MOMPER, de, Flemish family of artists

Jan de Momper I (fl 1512–16) was a painter in Bruges; his son Josse de Momper I (1516–59) was known as an artist and dealer who moved from Bruges to Antwerp, where his son Bartolomeus de Momper (1535–after 1597) inherited both occupations, as well as being an engraver. Bartholomeus's sons Josse de Momper II and Jan de Momper II were both landscape painters, but Josse the younger, an engraver and draughtsman as well, was the outstanding artist of the family. His art, which was popular and influential in his own time, belongs to the transitional period between late 16th-century Mannerism and the tendency towards greater realism that developed in the early 17th century.
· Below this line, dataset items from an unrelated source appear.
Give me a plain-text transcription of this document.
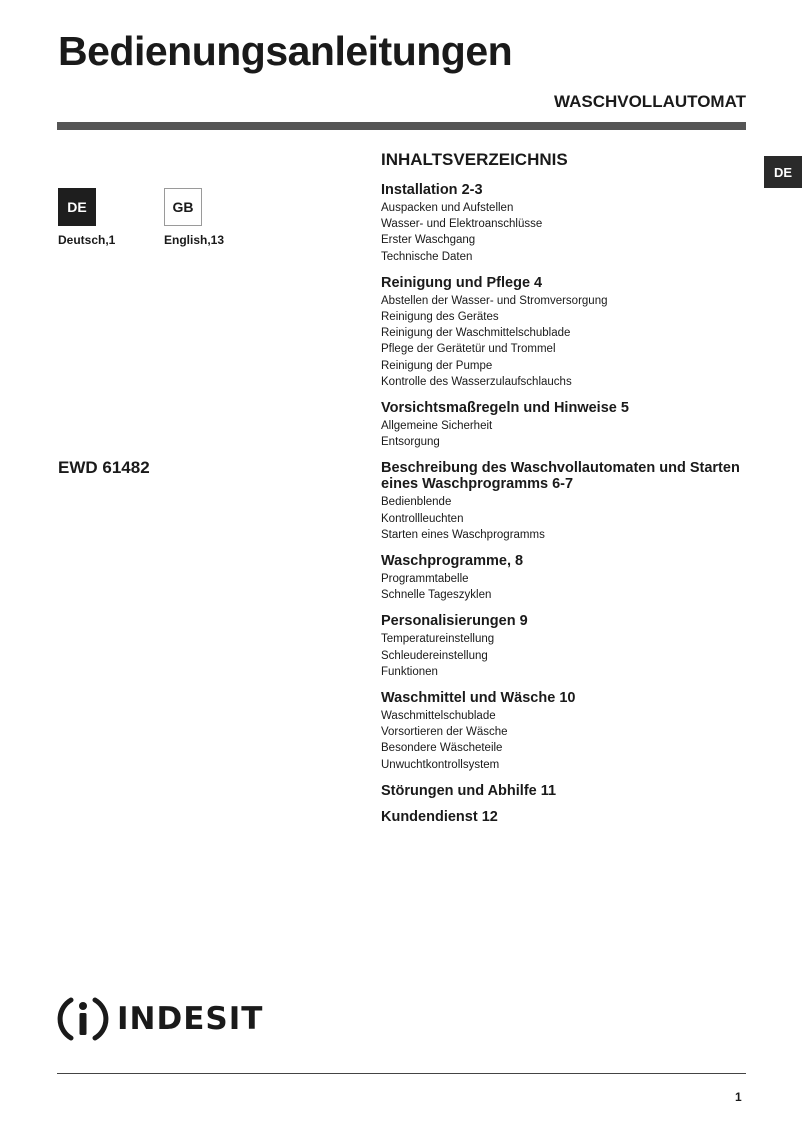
Bedienungsanleitungen
WASCHVOLLAUTOMAT
DE
DE	GB
Deutsch,1	English,13
EWD 61482
INHALTSVERZEICHNIS
Installation 2-3
Auspacken und Aufstellen
Wasser- und Elektroanschlüsse
Erster Waschgang
Technische Daten
Reinigung und Pflege 4
Abstellen der Wasser- und Stromversorgung
Reinigung des Gerätes
Reinigung der Waschmittelschublade
Pflege der Gerätetür und Trommel
Reinigung der Pumpe
Kontrolle des Wasserzulaufschlauchs
Vorsichtsmaßregeln und Hinweise 5
Allgemeine Sicherheit
Entsorgung
Beschreibung des Waschvollautomaten und Starten eines Waschprogramms 6-7
Bedienblende
Kontrollleuchten
Starten eines Waschprogramms
Waschprogramme, 8
Programmtabelle
Schnelle Tageszyklen
Personalisierungen 9
Temperatureinstellung
Schleudereinstellung
Funktionen
Waschmittel und Wäsche 10
Waschmittelschublade
Vorsortieren der Wäsche
Besondere Wäscheteile
Unwuchtkontrollsystem
Störungen und Abhilfe 11
Kundendienst 12
INDESIT
1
Although two of Josse the younger's sons, Gaspard de Momper (active 1627) and Philips de Momper I (active 1622–34), were painters, little is known of their work, except that Philips was a staffage painter who executed the figures in some of his father's paintings; he also spent some years in Rome, where he had travelled with Jan Breughel the Younger. Jan de Momper the Younger's son Frans de Momper was, like his uncle, a landscape painter and draughtsman; he worked for 20 years in the Dutch Republic, and his style reflects that of the younger generation of Dutch artists in its monochrome colouring, while owing much to his uncle's influence in the preference for wide vistas. Frans's brother, Philips de Momper II (active 1622; d 1675), was also a painter.